Esta imagem, obtida dia 19 de Março de 2019 por uma câmara do “lander” InSight da NASA, mostra a cúpula do WTS (Wind and Thermal Shield), que cobre o seu sismómetro SEIS (Seismic Experiment for Interior Structure), e como fundo a superfície marciana.
Crédito: NASA/JPL-Caltech

O módulo InSight da NASA mediu e registou, pela primeira vez, um provável sismo marciano.

O fraco sinal sísmico, detectado pelo instrumento SEIS (Seismic Experiment for Interior Structure) do “lander”, foi registado no dia 6 de Abril, o 128.º dia marciano do módulo, ou sol. Este é o primeiro tremor registado que parece ter vindo de dentro do planeta, em oposição a ser provocado por forças acima da superfície, como o vento. Os cientistas ainda estão a examinar os dados para determinar a causa exacta do sinal.

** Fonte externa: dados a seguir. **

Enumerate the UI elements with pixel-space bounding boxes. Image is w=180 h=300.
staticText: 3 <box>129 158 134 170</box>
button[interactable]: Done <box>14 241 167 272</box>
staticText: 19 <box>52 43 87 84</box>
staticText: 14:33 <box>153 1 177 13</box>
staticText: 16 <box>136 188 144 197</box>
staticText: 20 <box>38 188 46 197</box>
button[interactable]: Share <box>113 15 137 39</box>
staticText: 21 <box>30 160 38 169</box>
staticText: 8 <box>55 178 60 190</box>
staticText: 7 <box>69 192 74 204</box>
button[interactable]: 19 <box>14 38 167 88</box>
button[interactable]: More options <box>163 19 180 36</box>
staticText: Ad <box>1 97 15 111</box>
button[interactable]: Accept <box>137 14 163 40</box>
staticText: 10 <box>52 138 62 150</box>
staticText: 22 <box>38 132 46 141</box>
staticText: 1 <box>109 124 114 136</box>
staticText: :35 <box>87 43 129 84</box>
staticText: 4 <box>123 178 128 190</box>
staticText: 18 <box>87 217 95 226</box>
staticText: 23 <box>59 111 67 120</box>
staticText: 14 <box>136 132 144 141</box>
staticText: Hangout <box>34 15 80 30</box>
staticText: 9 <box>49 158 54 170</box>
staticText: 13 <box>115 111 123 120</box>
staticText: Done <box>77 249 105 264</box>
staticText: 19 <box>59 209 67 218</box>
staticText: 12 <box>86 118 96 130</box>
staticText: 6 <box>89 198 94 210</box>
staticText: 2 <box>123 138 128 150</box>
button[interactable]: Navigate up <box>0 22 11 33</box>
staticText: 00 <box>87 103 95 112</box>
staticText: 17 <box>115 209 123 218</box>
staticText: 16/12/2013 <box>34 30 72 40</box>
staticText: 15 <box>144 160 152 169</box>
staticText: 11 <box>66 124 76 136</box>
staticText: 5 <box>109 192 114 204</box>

“As primeiras leituras do InSight continuam a ciência que começou com as missões Apolo da NASA,” disse Bruce Banerdt, investigador principal do Insight no JPL da NASA em Pasadena, no estado norte-americano da Califórnia. “Temos estado, até agora, a recolher ruído de fundo, mas este primeiro evento oficialmente dá início a um novo campo: sismologia marciana!”

O novo evento sísmico foi pequeno demais para fornecer dados sólidos sobre o interior marciano, que é um dos principais objectivos do InSight. A superfície marciana é extremamente silenciosa, permitindo que o SEIS, o sismómetro especialmente construído do InSight, capte ruídos ténues. Em contraste, a superfície da Terra treme constantemente devido ao ruído sísmico criado pelos oceanos e pelo clima. Um evento deste tamanho ficaria perdido entre dúzias de crepitações minúsculas que ocorrem todos os dias.

“O evento do sol 128 é excitante porque o seu tamanho e maior duração encaixam no perfil de sismos detectados na superfície lunar durante as missões Apolo,” acrescentou Lori Glaze, directora da Divisão de Ciência Planetária na sede da NASA.

Os astronautas das Apolo da NASA instalaram cinco sismómetros que mediram milhares de tremores de terra enquanto operavam na Lua entre 1969 e 1977, revelando actividade sísmica no nosso satélite natural. Materiais diferentes podem alterar a velocidade das ondas sísmicas ou reflecti-las, permitindo aos cientistas usar essas ondas para aprender mais sobre o interior da Lua e modelar a sua formação. A NASA tem planos para missões tripuladas lunares até 2024, estabelecendo as bases que eventualmente permitirão a exploração humana de Marte.

O sismómetro do InSight, que o módulo colocou à superfície do planeta no dia 19 de Dezembro de 2018, permitirá aos cientistas recolher dados semelhantes sobre Marte. Ao estudarem o interior profundo de Marte, esperam aprender como outros mundos rochosos, incluindo a Terra e a Lua, se formaram.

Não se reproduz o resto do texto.